The previously proposed models have their best performance at a constant temperature. Some recent research examined the temperature dependence of these iron loss parameters. The first group of the temperature-dependent iron-loss separation models assumed that the temperature affects the eddy current of the iron-loss model due to the temperature dependency of the electric resistivity [
27]. In [
22,
28], the authors examined the temperature dependence of non-oriented silicon steel laminations till 100 °C. Their model assumed that the magnetic permeability of the examined steel depends on the temperature.
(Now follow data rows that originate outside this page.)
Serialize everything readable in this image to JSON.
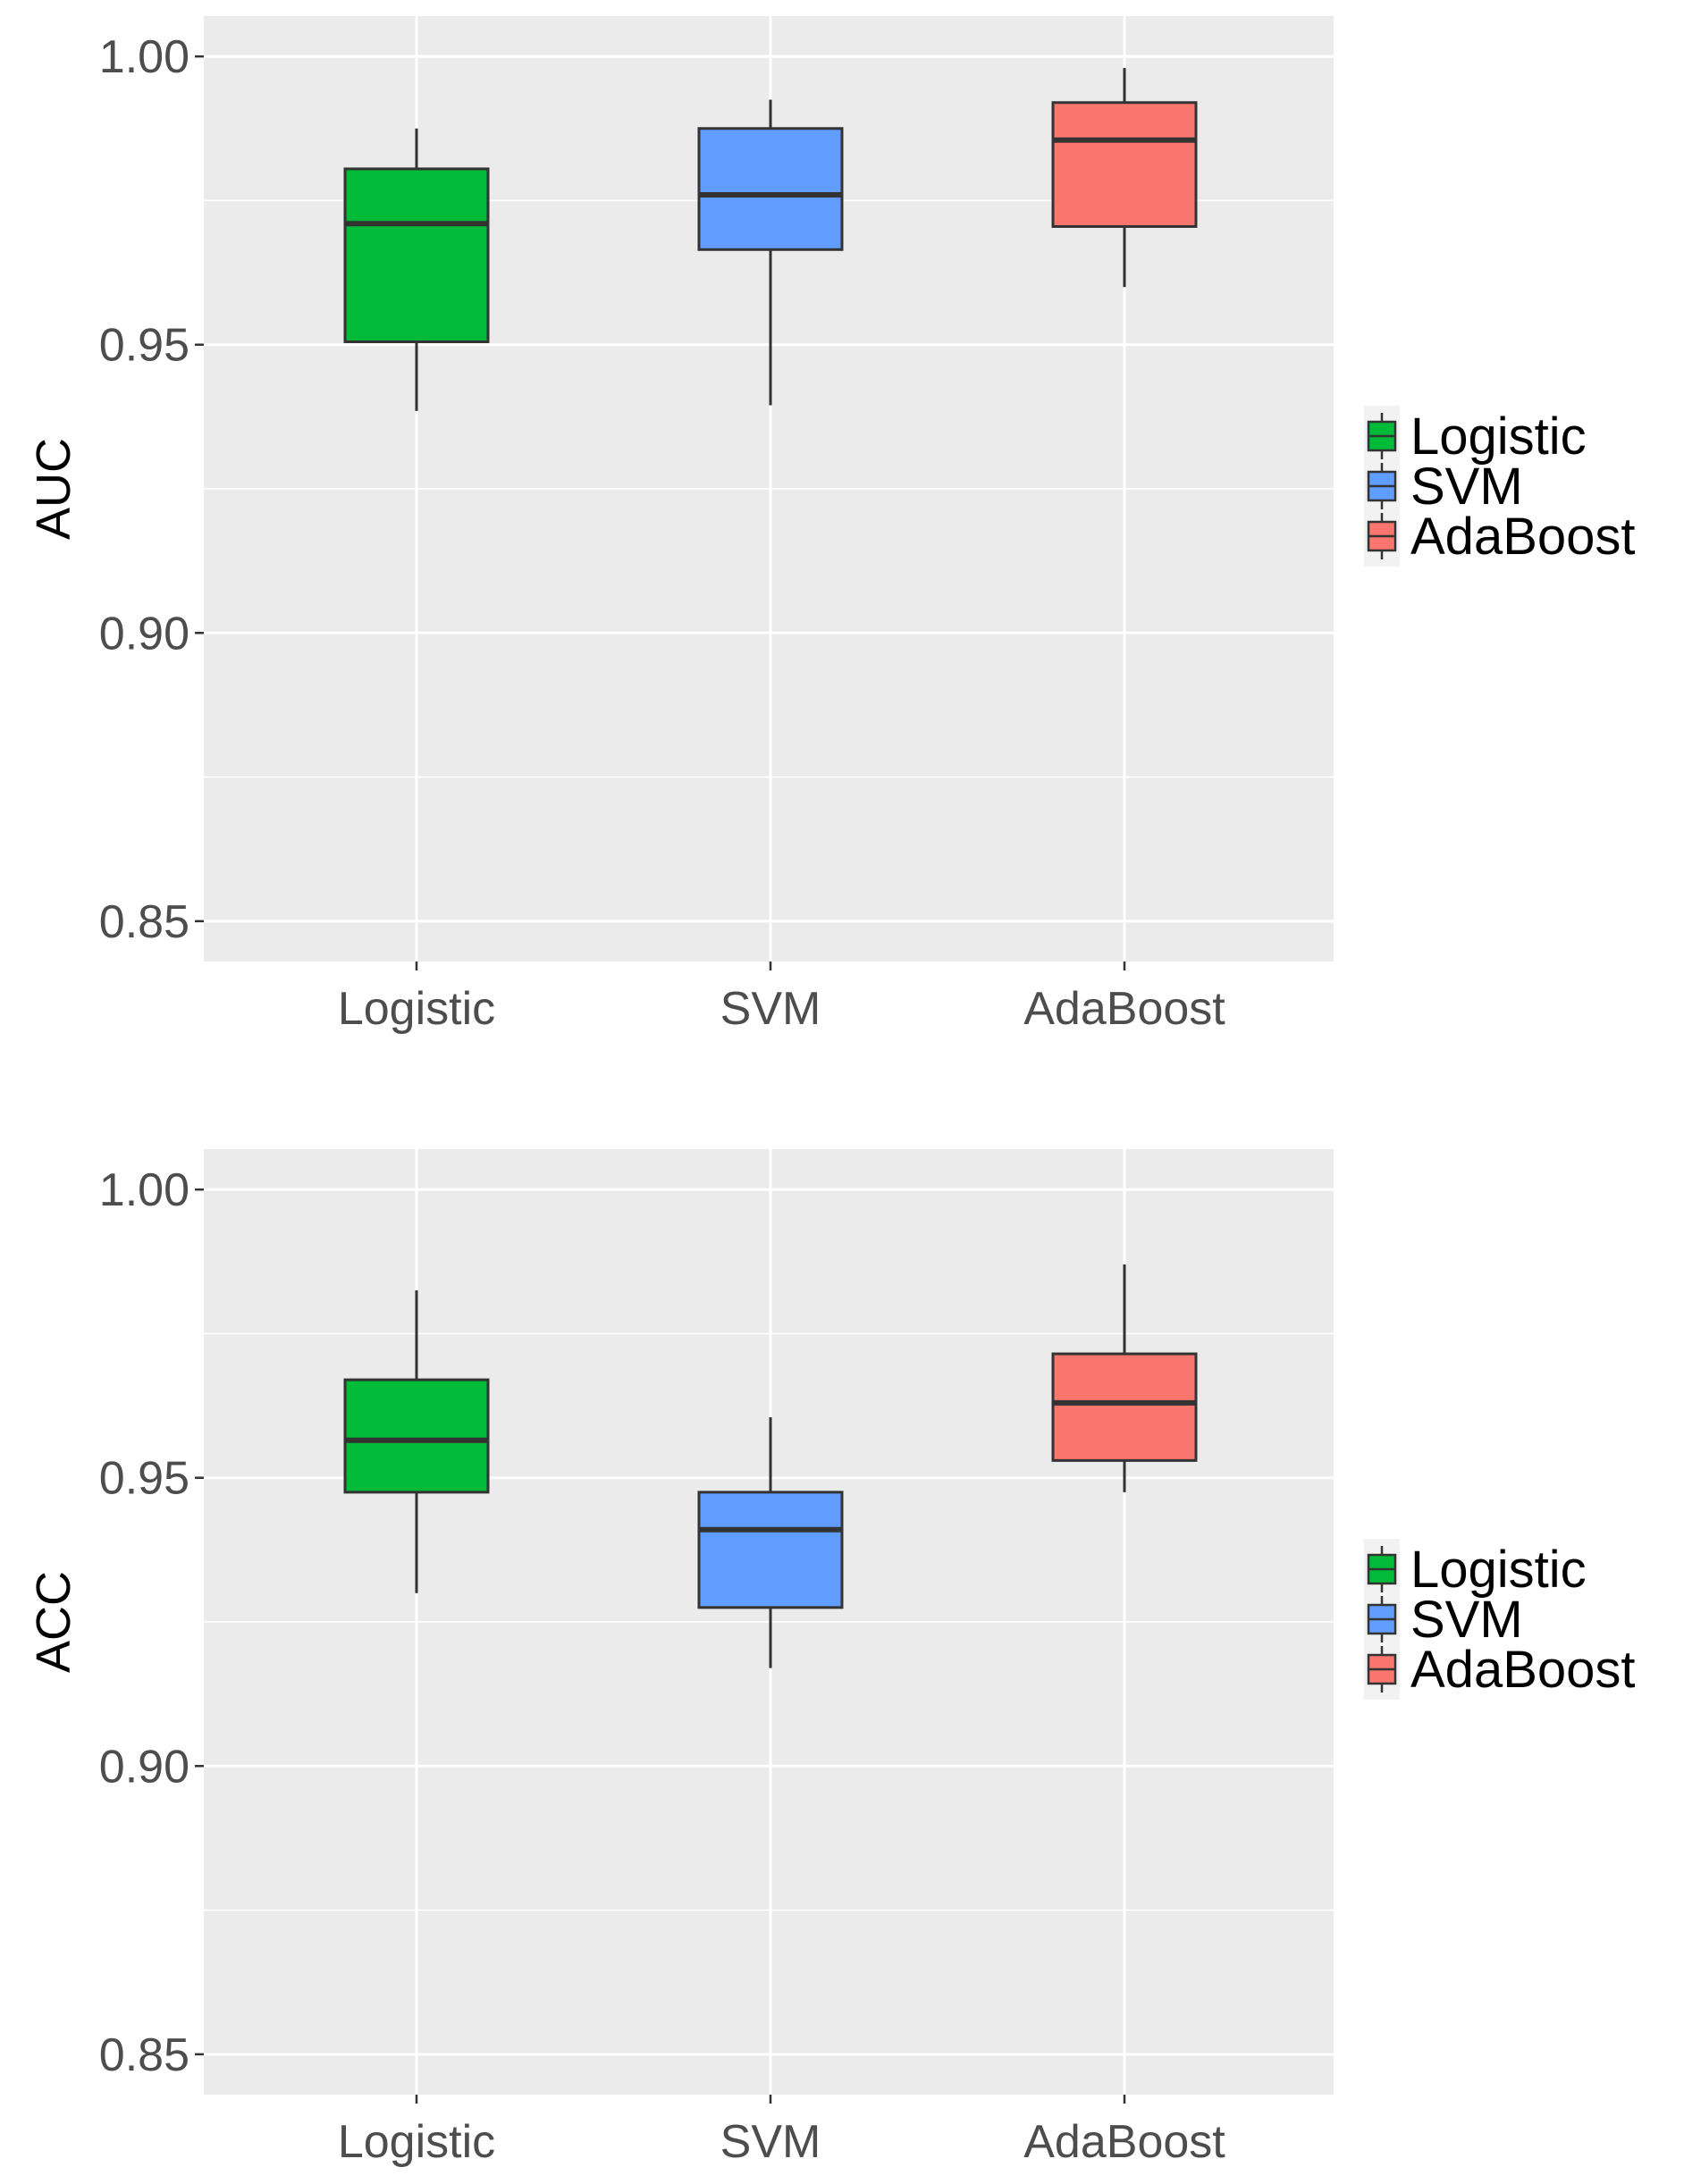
{
  "chart_data": [
    {
      "type": "boxplot",
      "ylabel": "AUC",
      "xlabel": "",
      "ylim": [
        0.843,
        1.007
      ],
      "yticks": [
        {
          "value": 0.85,
          "label": "0.85"
        },
        {
          "value": 0.9,
          "label": "0.90"
        },
        {
          "value": 0.95,
          "label": "0.95"
        },
        {
          "value": 1.0,
          "label": "1.00"
        }
      ],
      "minor_gridlines": [
        0.875,
        0.925,
        0.975
      ],
      "grid": true,
      "legend_position": "right",
      "categories": [
        "Logistic",
        "SVM",
        "AdaBoost"
      ],
      "series": [
        {
          "name": "Logistic",
          "color": "#00BA38",
          "whisker_low": 0.9385,
          "q1": 0.9505,
          "median": 0.971,
          "q3": 0.9805,
          "whisker_high": 0.9875
        },
        {
          "name": "SVM",
          "color": "#619CFF",
          "whisker_low": 0.9395,
          "q1": 0.9665,
          "median": 0.976,
          "q3": 0.9875,
          "whisker_high": 0.9925
        },
        {
          "name": "AdaBoost",
          "color": "#F8766D",
          "whisker_low": 0.96,
          "q1": 0.9705,
          "median": 0.9855,
          "q3": 0.992,
          "whisker_high": 0.998
        }
      ],
      "legend": [
        "Logistic",
        "SVM",
        "AdaBoost"
      ]
    },
    {
      "type": "boxplot",
      "ylabel": "ACC",
      "xlabel": "",
      "ylim": [
        0.843,
        1.007
      ],
      "yticks": [
        {
          "value": 0.85,
          "label": "0.85"
        },
        {
          "value": 0.9,
          "label": "0.90"
        },
        {
          "value": 0.95,
          "label": "0.95"
        },
        {
          "value": 1.0,
          "label": "1.00"
        }
      ],
      "minor_gridlines": [
        0.875,
        0.925,
        0.975
      ],
      "grid": true,
      "legend_position": "right",
      "categories": [
        "Logistic",
        "SVM",
        "AdaBoost"
      ],
      "series": [
        {
          "name": "Logistic",
          "color": "#00BA38",
          "whisker_low": 0.93,
          "q1": 0.9475,
          "median": 0.9565,
          "q3": 0.967,
          "whisker_high": 0.9825
        },
        {
          "name": "SVM",
          "color": "#619CFF",
          "whisker_low": 0.917,
          "q1": 0.9275,
          "median": 0.941,
          "q3": 0.9475,
          "whisker_high": 0.9605
        },
        {
          "name": "AdaBoost",
          "color": "#F8766D",
          "whisker_low": 0.9475,
          "q1": 0.953,
          "median": 0.963,
          "q3": 0.9715,
          "whisker_high": 0.987
        }
      ],
      "legend": [
        "Logistic",
        "SVM",
        "AdaBoost"
      ]
    }
  ]
}
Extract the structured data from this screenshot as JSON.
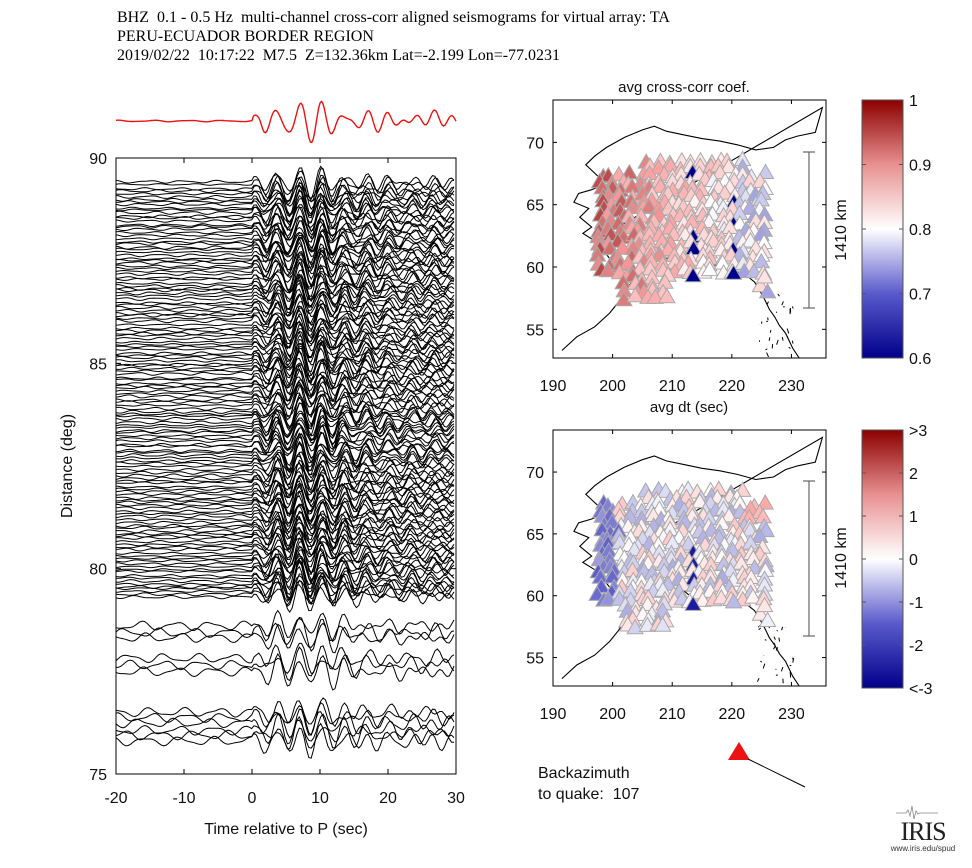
{
  "header": {
    "line1": "BHZ  0.1 - 0.5 Hz  multi-channel cross-corr aligned seismograms for virtual array: TA",
    "line2": "PERU-ECUADOR BORDER REGION",
    "line3": "2019/02/22  10:17:22  M7.5  Z=132.36km Lat=-2.199 Lon=-77.0231"
  },
  "colors": {
    "stack": "#ee1111",
    "trace": "#000000",
    "station_outline": "#aaaaaa",
    "cmap_low": "#00008b",
    "cmap_mid": "#ffffff",
    "cmap_high": "#8b0000"
  },
  "chart_data": [
    {
      "type": "line",
      "name": "record-section",
      "xlabel": "Time relative to P (sec)",
      "ylabel": "Distance (deg)",
      "xlim": [
        -20,
        30
      ],
      "ylim": [
        75,
        90
      ],
      "xticks": [
        "-20",
        "-10",
        "0",
        "10",
        "20",
        "30"
      ],
      "yticks": [
        "75",
        "80",
        "85",
        "90"
      ],
      "stack_trace": "red stacked waveform above panel",
      "trace_groups": [
        {
          "from": 79.3,
          "to": 89.4,
          "count": 150
        },
        {
          "from": 78.3,
          "to": 78.6,
          "count": 3
        },
        {
          "from": 77.5,
          "to": 77.8,
          "count": 3
        },
        {
          "from": 75.8,
          "to": 76.5,
          "count": 6
        }
      ],
      "p_arrival_peak_sec": 7
    },
    {
      "type": "scatter",
      "name": "avg-cross-corr-map",
      "title": "avg cross-corr coef.",
      "xlabel": "avg dt (sec)",
      "xticks": [
        "190",
        "200",
        "210",
        "220",
        "230"
      ],
      "yticks": [
        "55",
        "60",
        "65",
        "70"
      ],
      "xlim": [
        190,
        235.8
      ],
      "ylim": [
        52.7,
        73.4
      ],
      "scale_bar": "1410 km",
      "colorbar": {
        "min": 0.6,
        "max": 1,
        "ticks": [
          "1",
          "0.9",
          "0.8",
          "0.7",
          "0.6"
        ]
      }
    },
    {
      "type": "scatter",
      "name": "avg-dt-map",
      "xticks": [
        "190",
        "200",
        "210",
        "220",
        "230"
      ],
      "yticks": [
        "55",
        "60",
        "65",
        "70"
      ],
      "xlim": [
        190,
        235.8
      ],
      "ylim": [
        52.7,
        73.4
      ],
      "scale_bar": "1410 km",
      "colorbar": {
        "min": -3,
        "max": 3,
        "ticks": [
          ">3",
          "2",
          "1",
          "0",
          "-1",
          "-2",
          "<-3"
        ]
      }
    }
  ],
  "backazimuth": {
    "line1": "Backazimuth",
    "line2": "to quake:  107",
    "value_deg": 107
  },
  "logo": {
    "word": "IRIS",
    "url": "www.iris.edu/spud"
  }
}
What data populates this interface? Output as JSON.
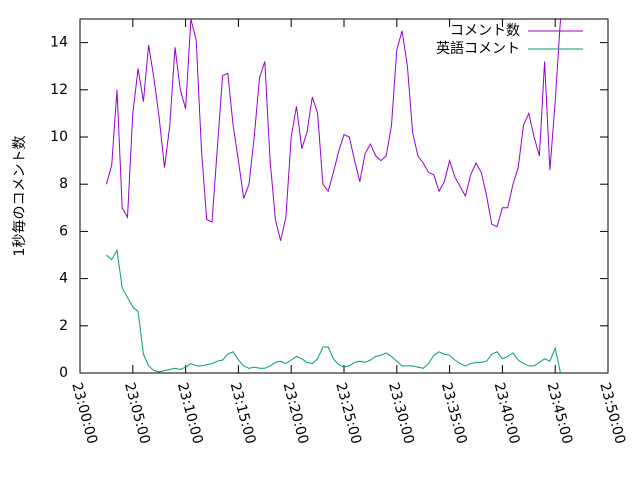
{
  "chart_data": {
    "type": "line",
    "ylabel": "1秒毎のコメント数",
    "x": [
      "23:02:30",
      "23:03:00",
      "23:03:30",
      "23:04:00",
      "23:04:30",
      "23:05:00",
      "23:05:30",
      "23:06:00",
      "23:06:30",
      "23:07:00",
      "23:07:30",
      "23:08:00",
      "23:08:30",
      "23:09:00",
      "23:09:30",
      "23:10:00",
      "23:10:30",
      "23:11:00",
      "23:11:30",
      "23:12:00",
      "23:12:30",
      "23:13:00",
      "23:13:30",
      "23:14:00",
      "23:14:30",
      "23:15:00",
      "23:15:30",
      "23:16:00",
      "23:16:30",
      "23:17:00",
      "23:17:30",
      "23:18:00",
      "23:18:30",
      "23:19:00",
      "23:19:30",
      "23:20:00",
      "23:20:30",
      "23:21:00",
      "23:21:30",
      "23:22:00",
      "23:22:30",
      "23:23:00",
      "23:23:30",
      "23:24:00",
      "23:24:30",
      "23:25:00",
      "23:25:30",
      "23:26:00",
      "23:26:30",
      "23:27:00",
      "23:27:30",
      "23:28:00",
      "23:28:30",
      "23:29:00",
      "23:29:30",
      "23:30:00",
      "23:30:30",
      "23:31:00",
      "23:31:30",
      "23:32:00",
      "23:32:30",
      "23:33:00",
      "23:33:30",
      "23:34:00",
      "23:34:30",
      "23:35:00",
      "23:35:30",
      "23:36:00",
      "23:36:30",
      "23:37:00",
      "23:37:30",
      "23:38:00",
      "23:38:30",
      "23:39:00",
      "23:39:30",
      "23:40:00",
      "23:40:30",
      "23:41:00",
      "23:41:30",
      "23:42:00",
      "23:42:30",
      "23:43:00",
      "23:43:30",
      "23:44:00",
      "23:44:30",
      "23:45:00",
      "23:45:30"
    ],
    "series": [
      {
        "name": "コメント数",
        "color": "#9400d3",
        "values": [
          8.0,
          8.8,
          12.0,
          7.0,
          6.6,
          11.0,
          12.9,
          11.5,
          13.9,
          12.5,
          10.8,
          8.7,
          10.5,
          13.8,
          12.0,
          11.2,
          15.0,
          14.1,
          9.5,
          6.5,
          6.4,
          9.5,
          12.6,
          12.7,
          10.5,
          9.0,
          7.4,
          8.0,
          10.0,
          12.5,
          13.2,
          9.0,
          6.5,
          5.6,
          6.6,
          10.0,
          11.3,
          9.5,
          10.2,
          11.7,
          11.0,
          8.0,
          7.7,
          8.5,
          9.4,
          10.1,
          10.0,
          9.0,
          8.1,
          9.3,
          9.7,
          9.2,
          9.0,
          9.2,
          10.5,
          13.7,
          14.5,
          13.0,
          10.2,
          9.2,
          8.9,
          8.5,
          8.4,
          7.7,
          8.1,
          9.0,
          8.3,
          7.9,
          7.5,
          8.4,
          8.9,
          8.5,
          7.5,
          6.3,
          6.2,
          7.0,
          7.0,
          8.0,
          8.7,
          10.5,
          11.0,
          10.0,
          9.2,
          13.2,
          8.6,
          11.5,
          15.0
        ]
      },
      {
        "name": "英語コメント",
        "color": "#009e73",
        "values": [
          5.0,
          4.8,
          5.2,
          3.6,
          3.2,
          2.8,
          2.6,
          0.8,
          0.3,
          0.1,
          0.05,
          0.1,
          0.15,
          0.2,
          0.15,
          0.25,
          0.4,
          0.3,
          0.3,
          0.35,
          0.4,
          0.5,
          0.55,
          0.8,
          0.9,
          0.55,
          0.3,
          0.2,
          0.25,
          0.2,
          0.2,
          0.3,
          0.45,
          0.5,
          0.4,
          0.55,
          0.7,
          0.6,
          0.45,
          0.4,
          0.6,
          1.1,
          1.1,
          0.6,
          0.35,
          0.25,
          0.3,
          0.45,
          0.5,
          0.45,
          0.55,
          0.7,
          0.75,
          0.85,
          0.7,
          0.5,
          0.3,
          0.3,
          0.3,
          0.25,
          0.2,
          0.4,
          0.75,
          0.9,
          0.8,
          0.75,
          0.55,
          0.4,
          0.3,
          0.4,
          0.45,
          0.45,
          0.5,
          0.8,
          0.9,
          0.6,
          0.7,
          0.85,
          0.55,
          0.4,
          0.3,
          0.3,
          0.45,
          0.6,
          0.5,
          1.05,
          0.0
        ]
      }
    ],
    "xlim": [
      "23:00:00",
      "23:50:00"
    ],
    "xticks": [
      "23:00:00",
      "23:05:00",
      "23:10:00",
      "23:15:00",
      "23:20:00",
      "23:25:00",
      "23:30:00",
      "23:35:00",
      "23:40:00",
      "23:45:00",
      "23:50:00"
    ],
    "ylim": [
      0,
      15
    ],
    "yticks": [
      0,
      2,
      4,
      6,
      8,
      10,
      12,
      14
    ],
    "legend": "top-right"
  }
}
Therefore, not only the eddy currents but also the hysteresis losses change by the temperature. The authors showed that both the hysteresis and eddy current losses change linearly as a function of the temperature.
This paper proposes a novel measurement setup that can examine the temperature dependence of an induction machine in a wider range, up to 200 °C, than discussed in previous studies, and a temperature-dependent model is given based on the loss separation principle and validated by the measurements. Moreover, this paper compares the losses calculated based on standardized Epstein frame measurements (catalog data) with the results from customized laboratory tests. It is shown that the loss in the examined stator is much higher due to the effects of manufacturing, and the customized laboratory-measurement-based calculations give a significantly better estimation for the losses. This paper aims to show a step-by-step approach to making a customized, ferromagnetic loss model that can handle temperature dependency for further optimization of the machine. The resulting ferromagnetic model can take the temperature dependency of a material during a 2D FEM-based optimization of the machine. The proposed model can be used in the post-processing stage of finite-element-method-based modeling to obtain losses in the core material.
5. Conclusions
Most industrial and scientific applications use post-processing analysis to make an accurate ferromagnetic loss calculation. This methodology usually underestimates or overestimates the losses due to neglecting the exact shape of the hysteresis curve. In this paper, we described the analysis and identification of an analytical iron loss formulation. Furthermore, a comparison of simulated and measured data was presented. Laboratory measurements are necessary for different temperatures and frequencies to determine the exact hysteresis characteristics. A measurement system was set up to study the electromagnetic loss inside the stator core material of an electrical machine, which was assumed to be a function of magnetic flux density, source frequency, and temperature. These data were used to approximate and extrapolate the loss values more precisely.
The proposed measurement differs from Epstein-apparatus-based measurements, for which the manufacturers measure the losses on a standardized material sample. Nevertheless, during the assembly of an electrical machine, many thermal, mechanical, and chemical stress affect the applied materials, and these effects can significantly increase core losses. Our laboratory tests aimed to make a more accurate loss calculation inside the ferromagnetic core, which increased by more than 50% based on our measurements in comparison to the catalog data. A further study needs to be carried out in order to calculate iron losses in the case of an existing electrical machine and compare the resulting losses with the standardized measurement-based calculations to show the overall performance of these numerical models on an existing machine. The resulting scalar hysteresis model takes into account the applied material’s temperature dependency. The measured and simulated data showed good agreement. The proposed model can be used directly for post-processing iron losses in the FEM solver. These models can accurately estimate losses in electrical machines that have non-sinusoidal excitation. However, the proposed methodology can be only applied for further design optimization or fine-tuning of the machine when we have a preconceived design and a manufactured prototype, based on which we can make customized measurements.